The Glorious State Planning Of Medical Training

How glorious it is to have the State in charge of a sector of the economy. For only the State can take a long-term view of matters. The private sector would just muddle along without taking those necessary decisions to ensure the achievement of the better society through proper planning:

Medical school places will double and thousands of apprentice doctors will be trained on the job under NHS plans to deal with chronic staff shortages.

An NHS workforce plan due to be published next month warns the health service will be short of more than half a million staff without the biggest boost in training for a generation and radical changes to how it recruits frontline professionals.

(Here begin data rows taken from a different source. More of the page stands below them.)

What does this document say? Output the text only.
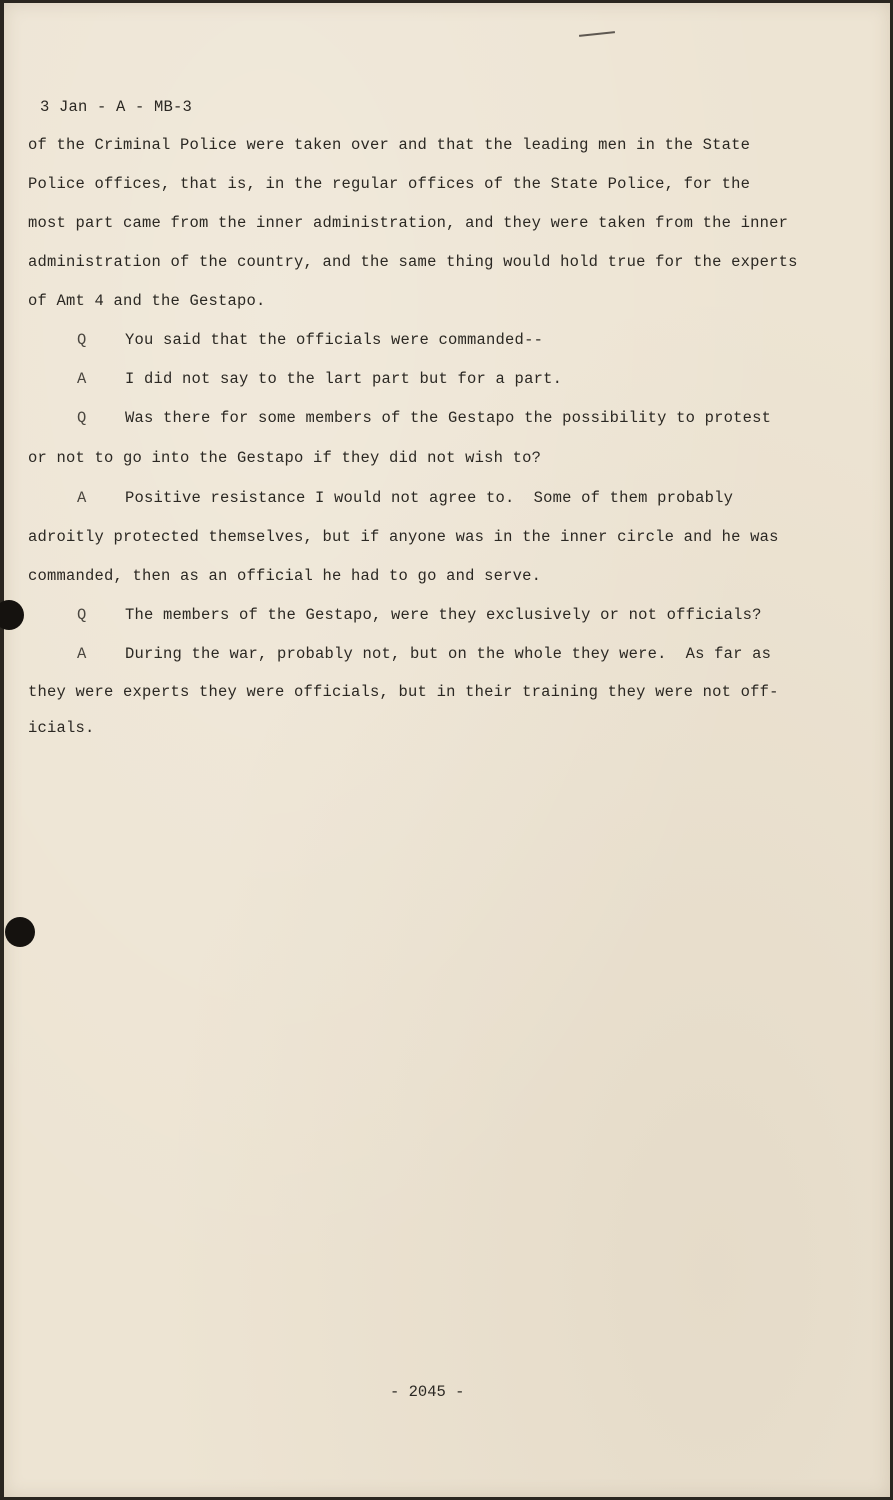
3 Jan - A - MB-3
of the Criminal Police were taken over and that the leading men in the State
Police offices, that is, in the regular offices of the State Police, for the
most part came from the inner administration, and they were taken from the inner
administration of the country, and the same thing would hold true for the experts
of Amt 4 and the Gestapo.
Q You said that the officials were commanded--
A I did not say to the lart part but for a part.
Q Was there for some members of the Gestapo the possibility to protest
or not to go into the Gestapo if they did not wish to?
A Positive resistance I would not agree to.  Some of them probably
adroitly protected themselves, but if anyone was in the inner circle and he was
commanded, then as an official he had to go and serve.
Q The members of the Gestapo, were they exclusively or not officials?
A During the war, probably not, but on the whole they were.  As far as
they were experts they were officials, but in their training they were not off-
icials.
- 2045 -
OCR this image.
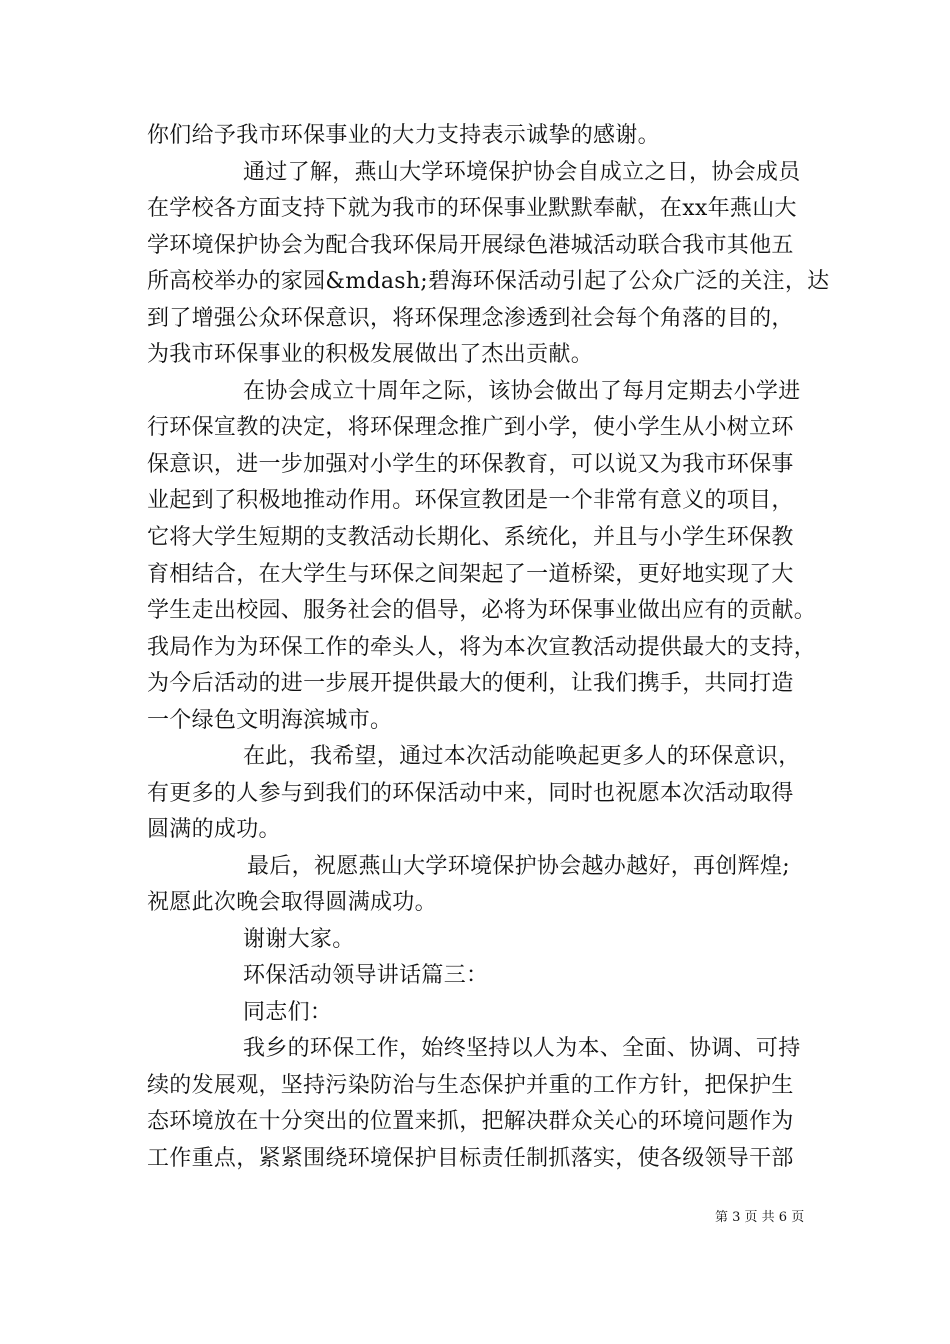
你们给予我市环保事业的大力支持表示诚挚的感谢。
通过了解，燕山大学环境保护协会自成立之日，协会成员
在学校各方面支持下就为我市的环保事业默默奉献，在xx年燕山大
学环境保护协会为配合我环保局开展绿色港城活动联合我市其他五
所高校举办的家园&mdash;碧海环保活动引起了公众广泛的关注，达
到了增强公众环保意识，将环保理念渗透到社会每个角落的目的，
为我市环保事业的积极发展做出了杰出贡献。
在协会成立十周年之际，该协会做出了每月定期去小学进
行环保宣教的决定，将环保理念推广到小学，使小学生从小树立环
保意识，进一步加强对小学生的环保教育，可以说又为我市环保事
业起到了积极地推动作用。环保宣教团是一个非常有意义的项目，
它将大学生短期的支教活动长期化、系统化，并且与小学生环保教
育相结合，在大学生与环保之间架起了一道桥梁，更好地实现了大
学生走出校园、服务社会的倡导，必将为环保事业做出应有的贡献。
我局作为为环保工作的牵头人，将为本次宣教活动提供最大的支持，
为今后活动的进一步展开提供最大的便利，让我们携手，共同打造
一个绿色文明海滨城市。
在此，我希望，通过本次活动能唤起更多人的环保意识，
有更多的人参与到我们的环保活动中来，同时也祝愿本次活动取得
圆满的成功。
最后，祝愿燕山大学环境保护协会越办越好，再创辉煌;
祝愿此次晚会取得圆满成功。
谢谢大家。
环保活动领导讲话篇三：
同志们：
我乡的环保工作，始终坚持以人为本、全面、协调、可持
续的发展观，坚持污染防治与生态保护并重的工作方针，把保护生
态环境放在十分突出的位置来抓，把解决群众关心的环境问题作为
工作重点，紧紧围绕环境保护目标责任制抓落实，使各级领导干部
第 3 页 共 6 页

As we’ve been pointing out for near a generation now the increased feminisation of the profession has implications. The feminisation is a joy, of course, it’s part of the economic liberation of women, that wondrous event of the past century. But it does have implications, years off to have children, years of part-time working when the ickles are young and so on. Any planning system worth its salt would have increased the number of training places to match that - for any rational planner would have noted that more heads need to be trained when fewer lifetime hours of labour are gained from each head trained.

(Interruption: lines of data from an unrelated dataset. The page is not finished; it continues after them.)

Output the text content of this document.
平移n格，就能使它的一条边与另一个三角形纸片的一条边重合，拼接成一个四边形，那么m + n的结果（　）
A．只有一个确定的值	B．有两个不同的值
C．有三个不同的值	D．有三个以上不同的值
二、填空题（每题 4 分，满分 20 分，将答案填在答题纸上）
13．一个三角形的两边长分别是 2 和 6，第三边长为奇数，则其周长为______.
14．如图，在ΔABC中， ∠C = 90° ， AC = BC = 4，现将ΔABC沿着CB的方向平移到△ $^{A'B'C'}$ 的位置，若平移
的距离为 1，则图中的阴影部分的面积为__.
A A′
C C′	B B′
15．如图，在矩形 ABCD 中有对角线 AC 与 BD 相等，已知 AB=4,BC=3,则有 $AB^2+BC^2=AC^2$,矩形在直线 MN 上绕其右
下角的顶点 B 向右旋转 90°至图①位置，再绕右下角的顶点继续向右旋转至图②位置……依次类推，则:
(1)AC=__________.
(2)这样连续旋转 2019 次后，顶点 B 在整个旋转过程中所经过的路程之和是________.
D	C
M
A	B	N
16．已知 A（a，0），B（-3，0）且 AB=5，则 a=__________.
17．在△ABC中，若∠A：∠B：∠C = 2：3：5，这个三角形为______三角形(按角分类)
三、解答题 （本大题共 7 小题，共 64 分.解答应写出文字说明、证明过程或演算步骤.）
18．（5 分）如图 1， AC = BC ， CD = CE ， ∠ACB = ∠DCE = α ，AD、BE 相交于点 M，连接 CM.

Medical training in Britain is a state-planned area of the economy. That rise in training did not take place and that’s all we need to know about the efficiency of State planning - it isn’t.

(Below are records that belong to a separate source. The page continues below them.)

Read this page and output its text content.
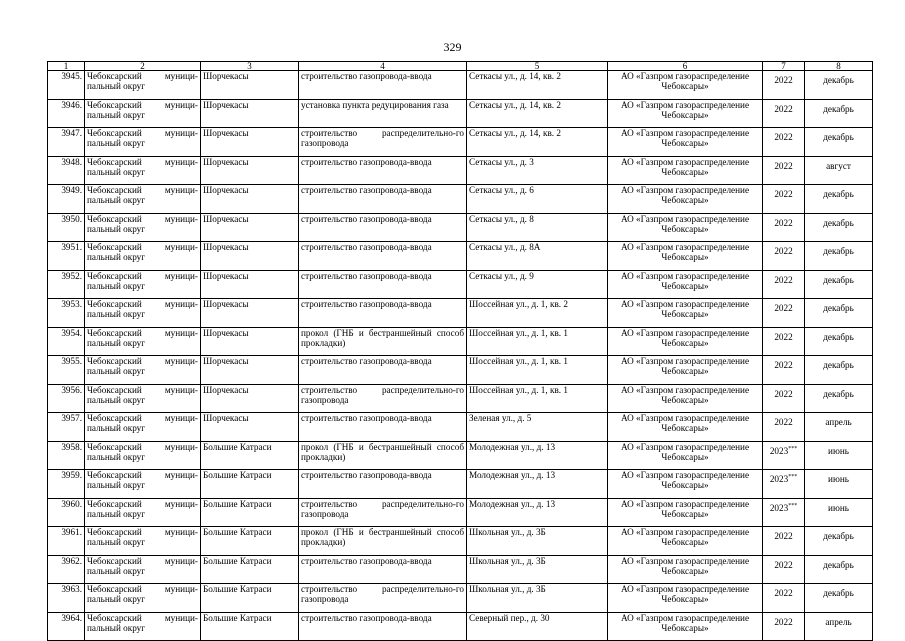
329
1	2	3	4	5	6	7	8
3945.	Чебоксарский муници-пальный округ	Шорчекасы	строительство газопровода-ввода	Сеткасы ул., д. 14, кв. 2	АО «Газпром газораспределение Чебоксары»	2022	декабрь
3946.	Чебоксарский муници-пальный округ	Шорчекасы	установка пункта редуцирования газа	Сеткасы ул., д. 14, кв. 2	АО «Газпром газораспределение Чебоксары»	2022	декабрь
3947.	Чебоксарский муници-пальный округ	Шорчекасы	строительство распределительно-го газопровода	Сеткасы ул., д. 14, кв. 2	АО «Газпром газораспределение Чебоксары»	2022	декабрь
3948.	Чебоксарский муници-пальный округ	Шорчекасы	строительство газопровода-ввода	Сеткасы ул., д. 3	АО «Газпром газораспределение Чебоксары»	2022	август
3949.	Чебоксарский муници-пальный округ	Шорчекасы	строительство газопровода-ввода	Сеткасы ул., д. 6	АО «Газпром газораспределение Чебоксары»	2022	декабрь
3950.	Чебоксарский муници-пальный округ	Шорчекасы	строительство газопровода-ввода	Сеткасы ул., д. 8	АО «Газпром газораспределение Чебоксары»	2022	декабрь
3951.	Чебоксарский муници-пальный округ	Шорчекасы	строительство газопровода-ввода	Сеткасы ул., д. 8А	АО «Газпром газораспределение Чебоксары»	2022	декабрь
3952.	Чебоксарский муници-пальный округ	Шорчекасы	строительство газопровода-ввода	Сеткасы ул., д. 9	АО «Газпром газораспределение Чебоксары»	2022	декабрь
3953.	Чебоксарский муници-пальный округ	Шорчекасы	строительство газопровода-ввода	Шоссейная ул., д. 1, кв. 2	АО «Газпром газораспределение Чебоксары»	2022	декабрь
3954.	Чебоксарский муници-пальный округ	Шорчекасы	прокол (ГНБ и бестраншейный способ прокладки)	Шоссейная ул., д. 1, кв. 1	АО «Газпром газораспределение Чебоксары»	2022	декабрь
3955.	Чебоксарский муници-пальный округ	Шорчекасы	строительство газопровода-ввода	Шоссейная ул., д. 1, кв. 1	АО «Газпром газораспределение Чебоксары»	2022	декабрь
3956.	Чебоксарский муници-пальный округ	Шорчекасы	строительство распределительно-го газопровода	Шоссейная ул., д. 1, кв. 1	АО «Газпром газораспределение Чебоксары»	2022	декабрь
3957.	Чебоксарский муници-пальный округ	Шорчекасы	строительство газопровода-ввода	Зеленая ул., д. 5	АО «Газпром газораспределение Чебоксары»	2022	апрель
3958.	Чебоксарский муници-пальный округ	Большие Катраси	прокол (ГНБ и бестраншейный способ прокладки)	Молодежная ул., д. 13	АО «Газпром газораспределение Чебоксары»	2023***	июнь
3959.	Чебоксарский муници-пальный округ	Большие Катраси	строительство газопровода-ввода	Молодежная ул., д. 13	АО «Газпром газораспределение Чебоксары»	2023***	июнь
3960.	Чебоксарский муници-пальный округ	Большие Катраси	строительство распределительно-го газопровода	Молодежная ул., д. 13	АО «Газпром газораспределение Чебоксары»	2023***	июнь
3961.	Чебоксарский муници-пальный округ	Большие Катраси	прокол (ГНБ и бестраншейный способ прокладки)	Школьная ул., д. 3Б	АО «Газпром газораспределение Чебоксары»	2022	декабрь
3962.	Чебоксарский муници-пальный округ	Большие Катраси	строительство газопровода-ввода	Школьная ул., д. 3Б	АО «Газпром газораспределение Чебоксары»	2022	декабрь
3963.	Чебоксарский муници-пальный округ	Большие Катраси	строительство распределительно-го газопровода	Школьная ул., д. 3Б	АО «Газпром газораспределение Чебоксары»	2022	декабрь
3964.	Чебоксарский муници-пальный округ	Большие Катраси	строительство газопровода-ввода	Северный пер., д. 30	АО «Газпром газораспределение Чебоксары»	2022	апрель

So, let’s not use State planning given the evidence of how well it doesn’t work then.

There is also a more minor point to relish here:

One in eight new doctors will qualify through apprenticeships by the 2030s as the NHS creates a new path into the medical profession for people who do not come through the traditional A level route.

Sensible enough.

A pilot is due to begin soon of training courses that allow nurses, paramedics or others working in the health service to train on the job for five years before taking the same exam as other medical students to become a doctor.

Why not?

The plan envisions thousands of such apprentices qualifying every year in the mid-2030s.

Apprentice nurses will see an even bigger expansion with a quarter of new students qualifying this by under plans to offer a better career path to healthcare assistants and other staff.

Ah, yes, that was the bit we were looking for. For it is only a decade and a bit more back that the decision to insist all nursing training should include a degree was taken. That’s now being walked back upon in favour of the older system of learning by doing.

Why not just go the whole hog and rescind that error of making nursing a graduate entry profession and go back to training nurses as we’re going to be training them anyway, by getting out there and doing nursing?

For we have already proven that State planning isn’t efficient, is capable of error, the most important thing about errors being willing to admit to them as that first step to reversing them.